There are similar differences between utf8mb4_unicode_ci and utf8mb4_0900_ai_ci?


Solution

    • The encoding is the same. That is, the bytes look the same.
    • The character set is different. utf8mb4 has more characters.
    • The collation (how comparisions are done) is different.
    • The perfomance is different, but it rarely matters.

    utf8_unicode_ci implies the CHARACTER SET utf8, which includes only the 1-, 2-, and 3-byte UTF-8 characters. Hence it excludes most Emoji and some Chinese characters.

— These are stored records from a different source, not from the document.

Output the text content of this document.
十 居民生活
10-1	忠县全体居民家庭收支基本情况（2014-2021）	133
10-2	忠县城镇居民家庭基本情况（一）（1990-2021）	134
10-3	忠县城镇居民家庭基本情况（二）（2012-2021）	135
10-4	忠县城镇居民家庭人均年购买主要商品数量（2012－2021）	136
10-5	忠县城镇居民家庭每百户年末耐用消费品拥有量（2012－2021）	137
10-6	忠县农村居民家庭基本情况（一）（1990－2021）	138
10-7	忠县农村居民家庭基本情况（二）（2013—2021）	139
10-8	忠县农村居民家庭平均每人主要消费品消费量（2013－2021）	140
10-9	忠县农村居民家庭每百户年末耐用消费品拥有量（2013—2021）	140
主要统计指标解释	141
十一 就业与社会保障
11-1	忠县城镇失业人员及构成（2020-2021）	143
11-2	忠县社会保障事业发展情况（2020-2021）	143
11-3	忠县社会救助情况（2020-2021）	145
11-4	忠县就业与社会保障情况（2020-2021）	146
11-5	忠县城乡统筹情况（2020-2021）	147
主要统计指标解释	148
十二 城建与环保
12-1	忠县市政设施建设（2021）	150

    utf8mb4_unicode_ci implies the CHARACTER SET utf8mb4 is the corresponding COLLATION for the 4-byte CHARACTER SET utf8mb4.

    The Unicode organization has been evolving the specification over the years. Here are the mappings from its "versions" to MySQL Collations:

    4.0   _unicode_
    5.2.0 _unicode_520_ (Unicode 2009; MySQL GA 5.6 2013)
    9.0   _0900_
    14.0  _uca1400_ai_ci etc.  as/ai and cs/ci (MariaDB-10.10, not MySQL)
    

    Most of the differences will be in areas that most people never encounter. One example: At some point, a change allowed Emoji to be distinguished and ordered in some manner.

    The suffix (MySQL doc):

    _bin      -- just compare the bits; don't consider case folding, accents, etc
    _ci       -- explicitly case insensitive (A=a) and implicitly accent insensitive (a=á)
    _ai_ci    -- explicitly case insensitive and accent insensitive
    _as (etc) -- accent-sensitive (etc)
    

    Performance:

    _bin         -- simple, fast
    _general_ci  -- fails to compare multiple letters; eg ss=ß, so somewhat fast
    ...          -- slower
    _900_        -- (8.0) much faster because of a rewrite
    

    However: The speed of collation is usually the least of the performance issues in queries. INDEXes, JOINs, subqueries, table scans, etc are much more critical to performance.